Two hours ago I was selling a painting. I didn’t make much more than what the materials cost, but it felt good.
Now I am cleaning shit off a toilet seat, and not the underside of the toilet seat either.
Nobody likes to clean shit, but there is at least something enduring about anonymous shit. Unfortunately this time I know the asshole this shit came from.
She sits in the shop for hours at a time.
I have seen her here every day since I started this job. Every day I smile and make her coffee and every day she takes her coffee away without a glance at the tip jar. Today I scrub the rot from her bowels off the top of this toilet seat. I suppose she saved up her tips for this one grand gesture.
Her family would put her in a home before cleaning up the waste from her aged and loose intestines. Here, I am making just a sliver over minimum wage doing the repugnant job.
I am fucking depressed.
Pucker up Harvey, you’re the potty trained one. That poor old bag can’t even get her shit into the toilet. Yeah, you’re the lucky one Harvey.
That would have worked better in an English accent.
Earlier life smelled like roses. Now my nose is rammed right up against a pile of old-lady shit. Her feces spread on porcelain looks alarming. I’d recommend her to see a doctor if I wasn’t wishing for her death so badly.
I used be able to do work like this no problem: Gloves, bleach, wipe, done.
I used to be able to tell myself I am paying my dues. But, at this point, I could have served a term for manslaughter and been back on the streets. Debt to society–paid.
How many assholes will I have to clean?
This shit is weighing on my shoulders and when that weight smells like a dead rat buried in cow dung it is time to do something about it.
I make the bowl spotless, remove the gloves and throw them and the paper towel in the trash and tie the bag up. On the way out of the store I notice her sitting with a newspaper.
I cannot believe she is still here after making that mess. She must have balls like a whale.
I drop the bag next to the old hag, open it and toss in some dirty napkins. Before tying it back up I make sure that fucker has time to breathe.
Does she recognize the smell of her insides? Can she feel the venom darts shooting from my eye sockets?
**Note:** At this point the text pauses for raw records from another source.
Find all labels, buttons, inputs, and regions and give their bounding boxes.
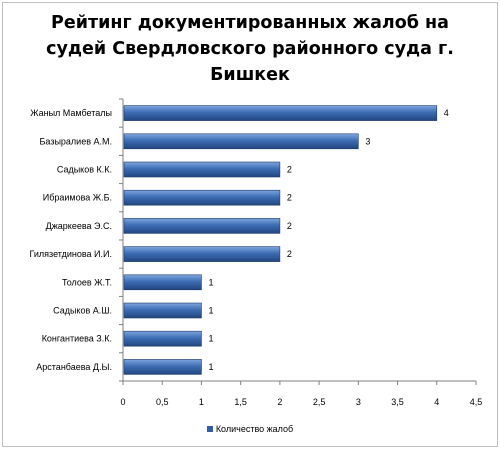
data-label: 3: [365, 136, 370, 146]
bar: [123, 161, 281, 178]
data-label: 2: [287, 221, 292, 231]
category-label: Толоев Ж.Т.: [62, 277, 112, 287]
data-label: 4: [444, 108, 449, 118]
legend-swatch: [206, 426, 213, 432]
x-tick-label: 0: [120, 397, 125, 407]
bar: [123, 189, 281, 206]
category-label: Жаныл Мамбеталы: [30, 108, 112, 118]
x-tick-label: 2,5: [313, 397, 326, 407]
category-label: Садыков А.Ш.: [53, 306, 112, 316]
bar: [123, 218, 281, 234]
bar: [123, 246, 281, 262]
data-label: 2: [287, 165, 292, 175]
bar: [123, 133, 359, 150]
x-tick-label: 3,5: [391, 397, 404, 407]
data-label: 1: [208, 362, 213, 372]
category-label: Джаркеева Э.С.: [46, 221, 112, 231]
category-label: Конгантиева З.К.: [42, 334, 112, 344]
x-tick-label: 4: [434, 397, 439, 407]
category-label: Гилязетдинова И.И.: [30, 249, 112, 259]
data-label: 2: [287, 193, 292, 203]
category-label: Садыков К.К.: [57, 165, 112, 175]
x-tick-label: 3: [356, 397, 361, 407]
data-label: 1: [208, 334, 213, 344]
bar: [123, 302, 202, 319]
x-tick-label: 1,5: [234, 397, 247, 407]
category-label: Ибраимова Ж.Б.: [43, 193, 112, 203]
category-label: Базыралиев А.М.: [40, 136, 112, 146]
data-label: 2: [287, 249, 292, 259]
chart-title: Рейтинг документированных жалоб на судей…: [46, 13, 454, 85]
x-tick-label: 1: [199, 397, 204, 407]
x-tick-label: 0,5: [156, 397, 169, 407]
data-label: 1: [208, 277, 213, 287]
bar: [123, 359, 202, 375]
data-label: 1: [208, 306, 213, 316]
bar: [123, 105, 438, 121]
category-label: Арстанбаева Д.Ы.: [36, 362, 112, 372]
legend-label: Количество жалоб: [215, 424, 294, 434]
chart-legend: Количество жалоб: [0, 424, 500, 434]
bar: [123, 274, 202, 291]
x-tick-label: 4,5: [470, 397, 483, 407]
x-tick-label: 2: [277, 397, 282, 407]
bar: [123, 330, 202, 347]
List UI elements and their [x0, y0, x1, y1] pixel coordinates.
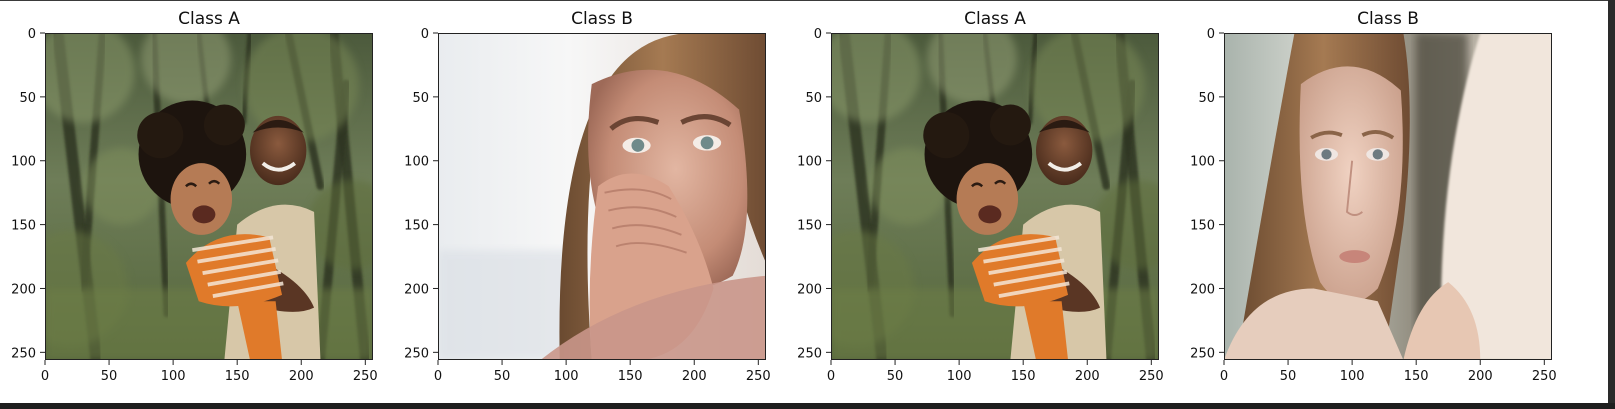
y-tick-label: 100	[797, 155, 822, 170]
window-right-edge	[1608, 0, 1615, 409]
father-and-laughing-child-outdoors-image	[831, 33, 1159, 360]
x-tick-label: 250	[353, 369, 378, 384]
y-tick-label: 150	[797, 219, 822, 234]
axes-frame	[45, 33, 373, 360]
x-tick-label: 0	[41, 369, 49, 384]
y-tick-label: 250	[797, 346, 822, 361]
y-tick-label: 50	[805, 91, 822, 106]
x-tick-label: 50	[101, 369, 118, 384]
x-tick-label: 150	[1011, 369, 1036, 384]
x-tick-label: 200	[289, 369, 314, 384]
x-tick-label: 200	[682, 369, 707, 384]
subplot-title: Class A	[964, 9, 1026, 29]
y-tick-label: 50	[19, 91, 36, 106]
y-tick-label: 150	[1190, 219, 1215, 234]
y-tick-label: 250	[1190, 346, 1215, 361]
subplot-title: Class B	[1357, 9, 1419, 29]
woman-covering-mouth-worried-image	[438, 33, 766, 360]
window-bottom-edge	[0, 403, 1615, 409]
x-tick-label: 150	[1404, 369, 1429, 384]
subplot-2: Class B 0 50 100 150 200 250 0 50 100 150 200 250	[404, 9, 771, 384]
father-and-laughing-child-outdoors-image	[45, 33, 373, 360]
sad-young-woman-long-hair-image	[1224, 33, 1552, 360]
x-tick-label: 100	[947, 369, 972, 384]
y-tick-label: 0	[28, 27, 36, 42]
y-tick-label: 0	[814, 27, 822, 42]
x-tick-label: 200	[1075, 369, 1100, 384]
x-tick-label: 250	[746, 369, 771, 384]
axes-frame	[438, 33, 766, 360]
y-tick-label: 150	[11, 219, 36, 234]
y-tick-label: 0	[1207, 27, 1215, 42]
y-tick-label: 50	[412, 91, 429, 106]
x-tick-label: 100	[554, 369, 579, 384]
x-tick-label: 0	[1220, 369, 1228, 384]
x-tick-label: 0	[827, 369, 835, 384]
y-tick-label: 200	[1190, 282, 1215, 297]
x-tick-label: 0	[434, 369, 442, 384]
x-tick-label: 200	[1468, 369, 1493, 384]
y-tick-label: 50	[1198, 91, 1215, 106]
y-tick-label: 200	[797, 282, 822, 297]
x-tick-label: 50	[1280, 369, 1297, 384]
x-tick-label: 150	[618, 369, 643, 384]
x-tick-label: 250	[1532, 369, 1557, 384]
window-top-edge	[0, 0, 1608, 1]
y-tick-label: 100	[404, 155, 429, 170]
subplot-1: Class A 0 50 100 150 200 250 0 50 100 150 200 250	[11, 9, 378, 384]
y-tick-label: 250	[404, 346, 429, 361]
subplot-title: Class A	[178, 9, 240, 29]
subplot-3: Class A 0 50 100 150 200 250 0 50 100 150 200 250	[797, 9, 1164, 384]
y-tick-label: 200	[11, 282, 36, 297]
subplot-title: Class B	[571, 9, 633, 29]
subplot-4: Class B 0 50 100 150 200 250 0 50 100 150 200 250	[1190, 9, 1557, 384]
x-tick-label: 250	[1139, 369, 1164, 384]
x-tick-label: 50	[494, 369, 511, 384]
axes-frame	[1224, 33, 1552, 360]
y-tick-label: 150	[404, 219, 429, 234]
y-tick-label: 100	[11, 155, 36, 170]
x-tick-label: 100	[1340, 369, 1365, 384]
y-tick-label: 250	[11, 346, 36, 361]
axes-frame	[831, 33, 1159, 360]
y-tick-label: 200	[404, 282, 429, 297]
y-tick-label: 0	[421, 27, 429, 42]
x-tick-label: 50	[887, 369, 904, 384]
x-tick-label: 100	[161, 369, 186, 384]
x-tick-label: 150	[225, 369, 250, 384]
y-tick-label: 100	[1190, 155, 1215, 170]
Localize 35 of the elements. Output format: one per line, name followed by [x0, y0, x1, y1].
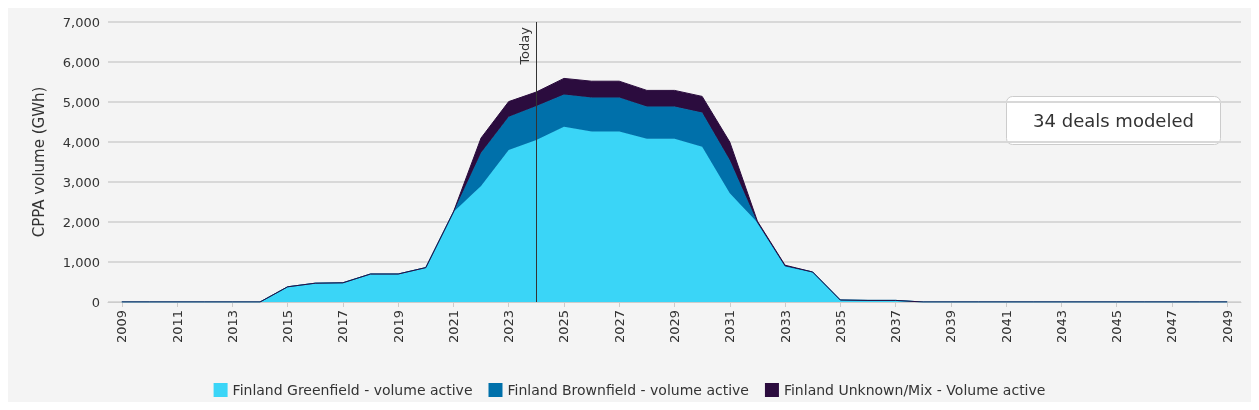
x-tick-label: 2023: [501, 310, 517, 344]
x-tick-label: 2029: [667, 310, 682, 344]
x-tick-label: 2027: [611, 310, 627, 344]
x-tick-label: 2009: [114, 310, 130, 344]
ref-line-label: Today: [517, 26, 533, 66]
x-tick-label: 2017: [335, 310, 351, 344]
x-tick-label: 2013: [224, 310, 240, 344]
x-tick-label: 2043: [1053, 310, 1069, 344]
legend-label: Finland Brownfield - volume active: [507, 382, 749, 398]
x-tick-label: 2041: [998, 310, 1014, 344]
x-tick-label: 2021: [445, 310, 461, 344]
x-tick-label: 2049: [1219, 310, 1235, 344]
x-tick-label: 2045: [1109, 310, 1125, 344]
y-tick-label: 7,000: [62, 14, 100, 30]
y-tick-label: 2,000: [62, 214, 100, 230]
y-tick-label: 4,000: [62, 134, 100, 150]
x-tick-label: 2035: [832, 310, 848, 344]
x-tick-label: 2011: [169, 310, 185, 344]
x-tick-label: 2019: [390, 310, 406, 344]
y-tick-label: 3,000: [62, 174, 100, 190]
annotation: 34 deals modeled: [1033, 110, 1194, 131]
x-tick-label: 2015: [280, 310, 296, 344]
legend-label: Finland Greenfield - volume active: [232, 382, 473, 398]
x-tick-label: 2031: [722, 310, 738, 344]
y-axis-title: CPPA volume (GWh): [29, 86, 48, 238]
y-tick-label: 1,000: [62, 254, 100, 270]
legend-label: Finland Unknown/Mix - Volume active: [783, 382, 1046, 398]
x-tick-label: 2047: [1164, 310, 1180, 344]
y-tick-label: 5,000: [62, 94, 100, 110]
x-tick-label: 2033: [777, 310, 793, 344]
y-tick-label: 0: [91, 294, 100, 310]
x-tick-label: 2037: [888, 310, 904, 344]
x-tick-label: 2039: [943, 310, 959, 344]
x-tick-label: 2025: [556, 310, 572, 344]
y-tick-label: 6,000: [62, 54, 100, 70]
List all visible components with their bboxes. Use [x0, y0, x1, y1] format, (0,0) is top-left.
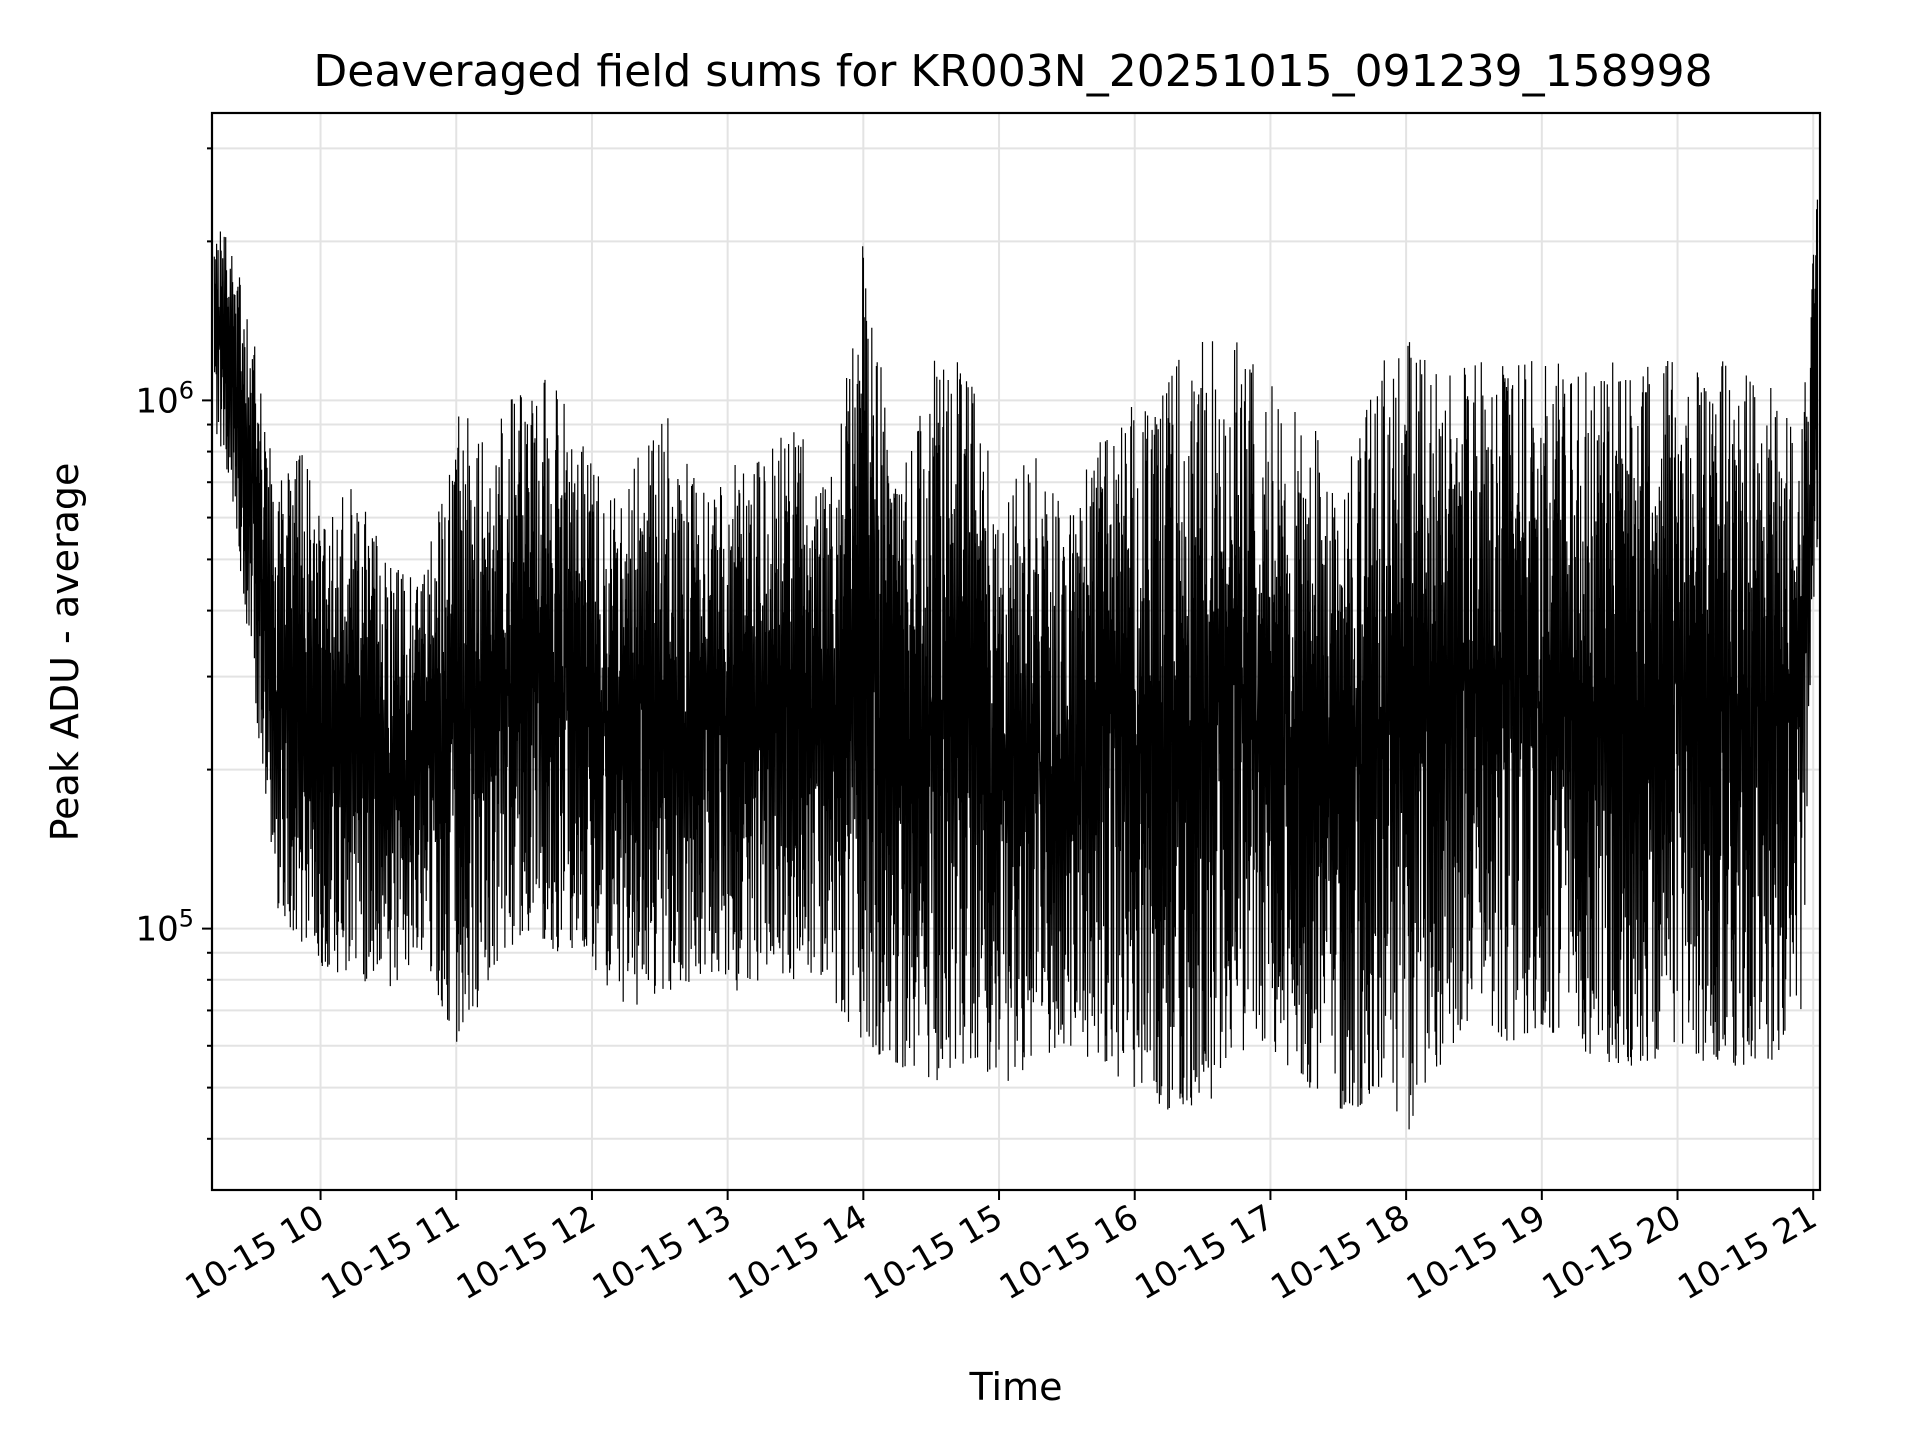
y-tick-label: 106	[135, 376, 194, 421]
x-tick-label: 10-15 11	[314, 1197, 466, 1308]
x-tick-label: 10-15 19	[1400, 1197, 1552, 1308]
x-tick-label: 10-15 12	[450, 1197, 602, 1308]
x-tick-label: 10-15 20	[1536, 1197, 1688, 1308]
x-tick-label: 10-15 16	[993, 1197, 1145, 1308]
x-tick-label: 10-15 14	[721, 1197, 873, 1308]
x-tick-label: 10-15 21	[1671, 1197, 1823, 1308]
series-area	[213, 199, 1819, 1130]
series-line	[213, 199, 1819, 1130]
x-tick-label: 10-15 13	[586, 1197, 738, 1308]
x-tick-label: 10-15 15	[857, 1197, 1009, 1308]
x-tick-label: 10-15 17	[1129, 1197, 1281, 1308]
y-tick-label: 105	[135, 905, 194, 950]
y-axis: 105 106	[135, 147, 212, 1140]
plot-frame	[210, 111, 1822, 1192]
y-axis-label: Peak ADU - average	[43, 463, 87, 842]
x-axis-label: Time	[969, 1365, 1063, 1409]
x-tick-label: 10-15 18	[1264, 1197, 1416, 1308]
chart-title: Deaveraged field sums for KR003N_2025101…	[313, 46, 1712, 97]
x-tick-label: 10-15 10	[179, 1197, 331, 1308]
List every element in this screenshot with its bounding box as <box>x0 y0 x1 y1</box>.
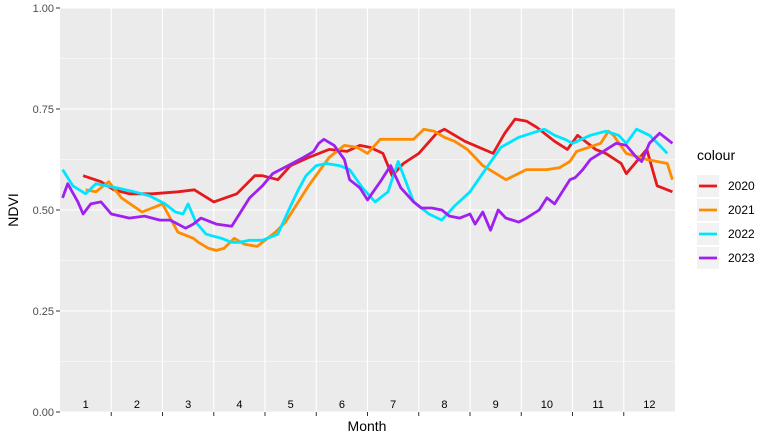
y-axis: 0.00 0.25 0.50 0.75 1.00 <box>33 3 60 419</box>
y-tick-label: 0.50 <box>33 205 54 217</box>
x-tick-label: 11 <box>592 399 603 411</box>
legend-label-2020: 2020 <box>728 179 755 193</box>
series-line-2023 <box>61 131 674 232</box>
legend-label-2023: 2023 <box>728 251 755 265</box>
y-tick-label: 1.00 <box>33 3 54 15</box>
y-tick-label: 0.75 <box>33 104 54 116</box>
x-tick-label: 7 <box>390 399 396 411</box>
legend-title: colour <box>697 147 735 163</box>
x-tick-label: 9 <box>493 399 499 411</box>
y-tick-label: 0.00 <box>33 407 54 419</box>
x-tick-label: 5 <box>288 399 294 411</box>
legend: colour 2020 2021 2022 2023 <box>697 147 755 269</box>
legend-label-2022: 2022 <box>728 227 755 241</box>
x-tick-label: 6 <box>339 399 345 411</box>
series-layer <box>61 117 674 252</box>
x-tick-label: 10 <box>541 399 553 411</box>
x-tick-label: 8 <box>441 399 447 411</box>
x-tick-label: 12 <box>643 399 655 411</box>
y-tick-label: 0.25 <box>33 306 54 318</box>
legend-label-2021: 2021 <box>728 203 755 217</box>
series-line-2022 <box>61 127 669 244</box>
x-tick-label: 3 <box>185 399 191 411</box>
x-axis: 1 2 3 4 5 6 7 8 9 10 11 12 <box>83 399 656 416</box>
x-tick-label: 2 <box>134 399 140 411</box>
series-line-2021 <box>85 127 674 252</box>
x-axis-title: Month <box>348 418 387 434</box>
series-line-2020 <box>82 117 673 204</box>
grid-lines <box>60 7 675 413</box>
x-tick-label: 1 <box>83 399 89 411</box>
y-axis-title: NDVI <box>5 193 21 226</box>
x-tick-label: 4 <box>236 399 242 411</box>
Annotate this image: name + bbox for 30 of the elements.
She looks at me as I pick the bag up. It brushes her arm. I swing the sack of hag feces as hard as I can right across her saggy face. Her skin contorts like a crumpled ball of paper. The bag rips opens. The soiled paper and shit remnants fly all over the café, into customers’ cups, on their laps. She is blinded from the corn she ate last night. Shit is smeared all over her face and her head looks like a ball of used toilet paper. Her insides are on her outside. Finally, a shit shower for all the people who overpay for their coffee to have their asses wiped.
This seems right.
I imagine a voice over a loudspeaker:
“Ladies and gentlemen please remain where you are and stay calm. Someone will be right out to remove any unwanted material from your coffee and body. A second person will be out to wipe you and your mug down, followed by a third to refill your cup, comb your hair, and do your makeup if needed. Please remember you are more important than most other people, and you shall be treated that way.”
Unfortunately it did not rain shit on these assholes. But as I reach the dumpster outside I cannot stop smiling.
I drop the bag in the bin, take off my apron and do the same with it, and keep walking.
The fecal encrusted boulders on my shoulders roll right off my back. They are someone else’s problem. I do not need this shit.
There is only one asshole I have to worry about now. Sure money might get tight, but at least I have plenty of stolen toilet paper to keep one thing always taken care of.